One thing I would like to discover next: I would like to take some of the basic findings on multisensory processing that are based on laboratory expermients, and try if they do actually work in everyday life contexts, and what is their true relevance (I admit this is more a desire than a plan).
One article I would like you to read: Talsma, D., Senkowski, D., Soto-Faraco, S., & Woldorff, M. G. (2010). The multifaceted interplay between attention and multisensory integration. Trends in cognitive sciences, 14(9), 400-410.
Juan Manuel Toro Soto
I am: an ICREA research professor and the director of the Language and Comparative Cognition group at UPF.
I am interested in: the basic learning mechanisms humans use for language acquisition. I study them in human adults and infants...but also in other animal species. This is because many of my studies explore the extent to which some mechanisms might be shared with other species, hopefully giving cues about their evolutionary origins.

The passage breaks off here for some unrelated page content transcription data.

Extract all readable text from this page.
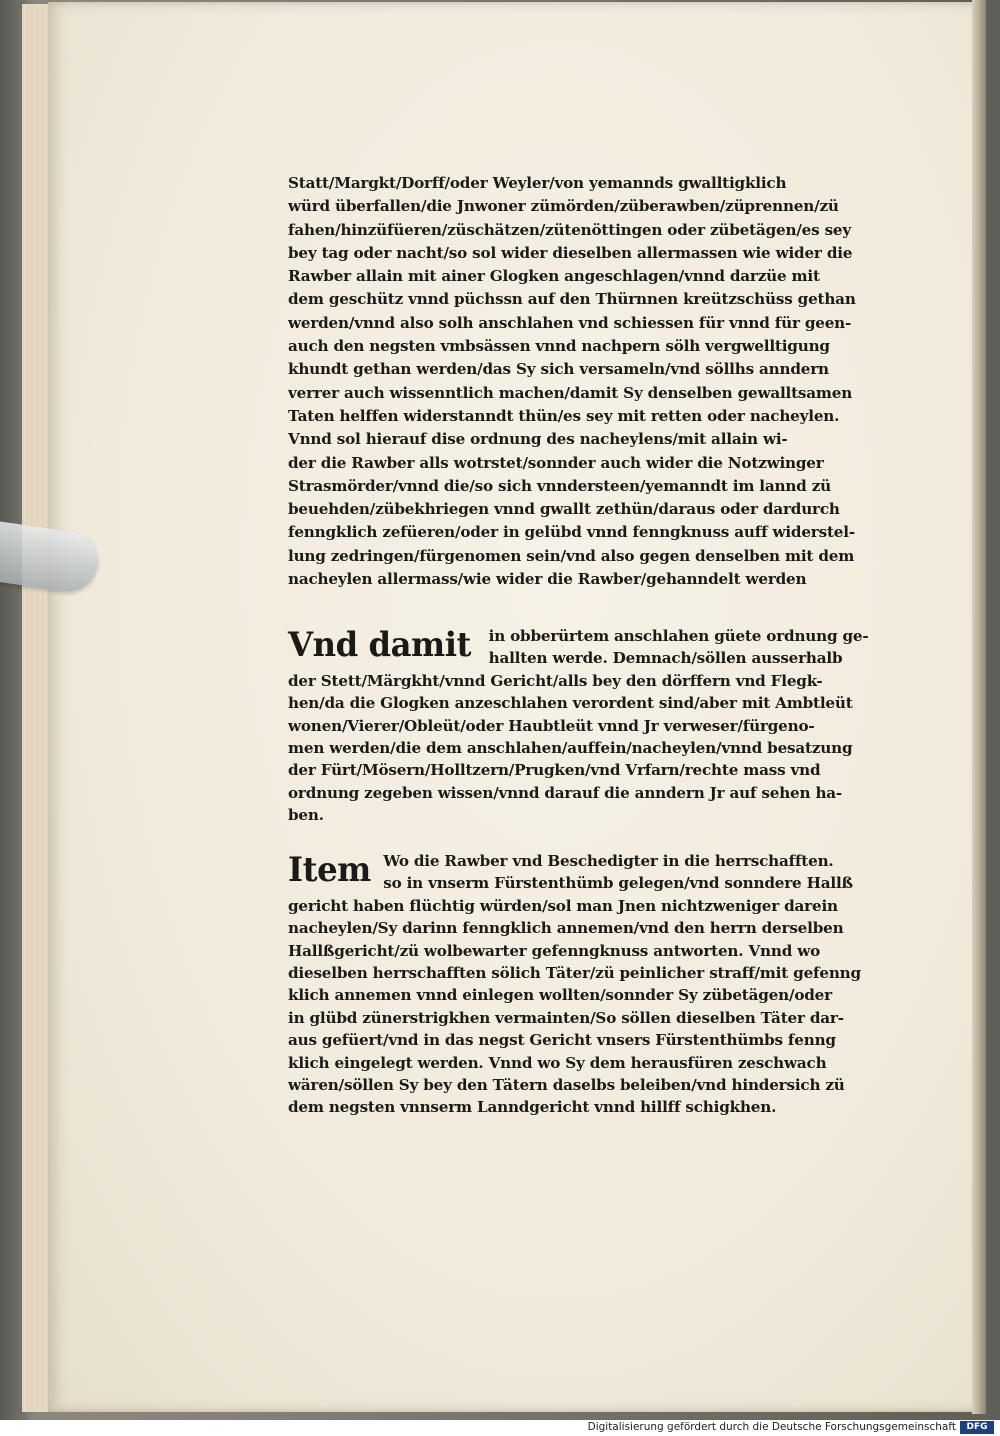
Statt/Margkt/Dorff/oder Weyler/von yemannds gwalltigklich
würd überfallen/die Jnwoner zümörden/züberawben/züprennen/zü
fahen/hinzüfüeren/züschätzen/zütenöttingen oder zübetägen/es sey
bey tag oder nacht/so sol wider dieselben allermassen wie wider die
Rawber allain mit ainer Glogken angeschlagen/vnnd darzüe mit
dem geschütz vnnd püchssn auf den Thürnnen kreützschüss gethan
werden/vnnd also solh anschlahen vnd schiessen für vnnd für geen-
auch den negsten vmbsässen vnnd nachpern sölh vergwelltigung
khundt gethan werden/das Sy sich versameln/vnd söllhs anndern
verrer auch wissenntlich machen/damit Sy denselben gewalltsamen
Taten helffen widerstanndt thün/es sey mit retten oder nacheylen.
Vnnd sol hierauf dise ordnung des nacheylens/mit allain wi-
der die Rawber alls wotrstet/sonnder auch wider die Notzwinger
Strasmörder/vnnd die/so sich vnndersteen/yemanndt im lannd zü
beuehden/zübekhriegen vnnd gwallt zethün/daraus oder dardurch
fenngklich zefüeren/oder in gelübd vnnd fenngknuss auff widerstel-
lung zedringen/fürgenomen sein/vnd also gegen denselben mit dem
nacheylen allermass/wie wider die Rawber/gehanndelt werden
Vnd damit in obberürtem anschlahen güete ordnung ge-
hallten werde. Demnach/söllen ausserhalb
der Stett/Märgkht/vnnd Gericht/alls bey den dörffern vnd Flegk-
hen/da die Glogken anzeschlahen verordent sind/aber mit Ambtleüt
wonen/Vierer/Obleüt/oder Haubtleüt vnnd Jr verweser/fürgeno-
men werden/die dem anschlahen/auffein/nacheylen/vnnd besatzung
der Fürt/Mösern/Holltzern/Prugken/vnd Vrfarn/rechte mass vnd
ordnung zegeben wissen/vnnd darauf die anndern Jr auf sehen ha-
ben.
Item Wo die Rawber vnd Beschedigter in die herrschafften.
so in vnserm Fürstenthümb gelegen/vnd sonndere Hallß
gericht haben flüchtig würden/sol man Jnen nichtzweniger darein
nacheylen/Sy darinn fenngklich annemen/vnd den herrn derselben
Hallßgericht/zü wolbewarter gefenngknuss antworten. Vnnd wo
dieselben herrschafften sölich Täter/zü peinlicher straff/mit gefenng
klich annemen vnnd einlegen wollten/sonnder Sy zübetägen/oder
in glübd zünerstrigkhen vermainten/So söllen dieselben Täter dar-
aus gefüert/vnd in das negst Gericht vnsers Fürstenthümbs fenng
klich eingelegt werden. Vnnd wo Sy dem herausfüren zeschwach
wären/söllen Sy bey den Tätern daselbs beleiben/vnd hindersich zü
dem negsten vnnserm Lanndgericht vnnd hillff schigkhen.
Digitalisierung gefördert durch die Deutsche Forschungsgemeinschaft	DFG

One discovery I am proud of: Some time ago we showed rats can extract prosodic information present in speech in a similar way human infants do (a study that recently received the honorific tittle of one of the five greatest Ig Nobel prize-winning scientific papers). More recently we demonstrated that animals outperform humans in a rule learning task precisely because they lack linguistic representations that constrain pattern extraction in human adults and infants (de la Mora & Toro, 2013, Cognition).
One thing I would like to discover next: I would like to understand why infants can use certain cues to discover linguistic structures that other animals do not seem to be able to grasp. For example, infants seem to take a lot of advantage from prosody, but other animals don't (even though they can perceive the prosodic cues).